InsertAnywhere: Bridging 4D Scene Geometry and Diffusion Models for Realistic Video Object Insertion
Hoiyeong Jin, Hyojin Jang, Jeongho Kim, Junha Hyung, Kinam Kim, Dongjin Kim, Huijin Choi, Hyeonji Kim, Jaegul Choo
2025-12-29
Summary
This paper introduces a new system called InsertAnywhere that focuses on realistically adding objects into existing videos.
What's the problem?
Adding objects into videos convincingly is really hard because computers struggle to understand what's happening in a video over time, and it's difficult to make the new object look like it actually belongs there, especially when things in the video move or block the object's view. Existing methods often create insertions that don't quite fit the scene's geometry or lighting.
What's the solution?
InsertAnywhere tackles this by first creating a detailed understanding of the video's 3D structure and how things move throughout the video. It then uses this understanding to place the new object in a way that makes sense geometrically and maintains consistency from frame to frame. Finally, it uses a powerful video generation technique, based on diffusion models, to seamlessly blend the object into the video, adjusting the lighting and shadows to match the surrounding environment. To train the system, the researchers created a new dataset with videos showing objects being added and removed, along with helpful reference images.
Why it matters?
This research is important because it significantly improves the quality of video object insertion, making it much more realistic. This has potential applications in areas like special effects for movies, creating personalized videos, and even virtual reality experiences where you might want to add objects to existing footage.
Abstract
Recent advances in diffusion-based video generation have opened new possibilities for controllable video editing, yet realistic video object insertion (VOI) remains challenging due to limited 4D scene understanding and inadequate handling of occlusion and lighting effects.

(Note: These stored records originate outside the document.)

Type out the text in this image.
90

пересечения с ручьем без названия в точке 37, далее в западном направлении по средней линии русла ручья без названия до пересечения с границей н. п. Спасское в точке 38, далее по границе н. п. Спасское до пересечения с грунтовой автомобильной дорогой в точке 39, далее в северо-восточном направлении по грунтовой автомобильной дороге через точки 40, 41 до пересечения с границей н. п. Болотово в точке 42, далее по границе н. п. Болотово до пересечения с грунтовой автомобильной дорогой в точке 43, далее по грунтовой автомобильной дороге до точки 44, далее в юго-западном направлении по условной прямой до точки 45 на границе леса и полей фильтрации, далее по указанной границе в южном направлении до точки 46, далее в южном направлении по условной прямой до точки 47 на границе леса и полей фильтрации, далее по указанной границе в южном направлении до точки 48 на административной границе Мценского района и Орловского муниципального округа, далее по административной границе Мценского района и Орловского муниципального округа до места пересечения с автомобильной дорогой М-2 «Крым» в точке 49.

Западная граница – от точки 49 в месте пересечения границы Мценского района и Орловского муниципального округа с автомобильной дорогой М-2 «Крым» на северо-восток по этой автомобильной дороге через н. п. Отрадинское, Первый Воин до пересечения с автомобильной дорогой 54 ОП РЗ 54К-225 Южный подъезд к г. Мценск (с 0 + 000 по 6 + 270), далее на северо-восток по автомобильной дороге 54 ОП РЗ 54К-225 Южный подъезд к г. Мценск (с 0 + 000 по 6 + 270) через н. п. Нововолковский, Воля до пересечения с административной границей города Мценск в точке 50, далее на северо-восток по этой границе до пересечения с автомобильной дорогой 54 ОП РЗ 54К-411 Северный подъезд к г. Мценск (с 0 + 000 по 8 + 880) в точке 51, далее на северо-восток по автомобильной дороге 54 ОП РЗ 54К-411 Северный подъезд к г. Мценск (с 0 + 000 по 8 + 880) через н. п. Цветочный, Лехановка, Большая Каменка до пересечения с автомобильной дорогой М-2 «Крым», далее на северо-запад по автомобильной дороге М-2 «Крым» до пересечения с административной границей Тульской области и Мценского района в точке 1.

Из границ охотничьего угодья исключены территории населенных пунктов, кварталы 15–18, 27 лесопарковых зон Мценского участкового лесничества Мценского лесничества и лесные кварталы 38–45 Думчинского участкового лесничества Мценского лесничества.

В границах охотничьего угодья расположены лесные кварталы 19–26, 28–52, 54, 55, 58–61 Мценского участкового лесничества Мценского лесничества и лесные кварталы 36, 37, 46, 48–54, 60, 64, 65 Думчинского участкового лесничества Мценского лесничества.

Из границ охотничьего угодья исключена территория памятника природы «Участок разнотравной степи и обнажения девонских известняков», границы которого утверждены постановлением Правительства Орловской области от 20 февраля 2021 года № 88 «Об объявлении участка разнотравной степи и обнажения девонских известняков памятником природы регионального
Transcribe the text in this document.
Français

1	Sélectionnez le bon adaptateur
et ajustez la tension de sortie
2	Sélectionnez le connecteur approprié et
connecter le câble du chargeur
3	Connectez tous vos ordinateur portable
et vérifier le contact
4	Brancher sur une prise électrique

We present InsertAnywhere, a new VOI framework that achieves geometrically consistent object placement and appearance-faithful video synthesis. Our method begins with a 4D aware mask generation module that reconstructs the scene geometry and propagates user specified object placement across frames while maintaining temporal coherence and occlusion consistency. Building upon this spatial foundation, we extend a diffusion based video generation model to jointly synthesize the inserted object and its surrounding local variations such as illumination and shading. To enable supervised training, we introduce ROSE++, an illumination aware synthetic dataset constructed by transforming the ROSE object removal dataset into triplets of object removed video, object present video, and a VLM generated reference image. Through extensive experiments, we demonstrate that our framework produces geometrically plausible and visually coherent object insertions across diverse real world scenarios, significantly outperforming existing research and commercial models.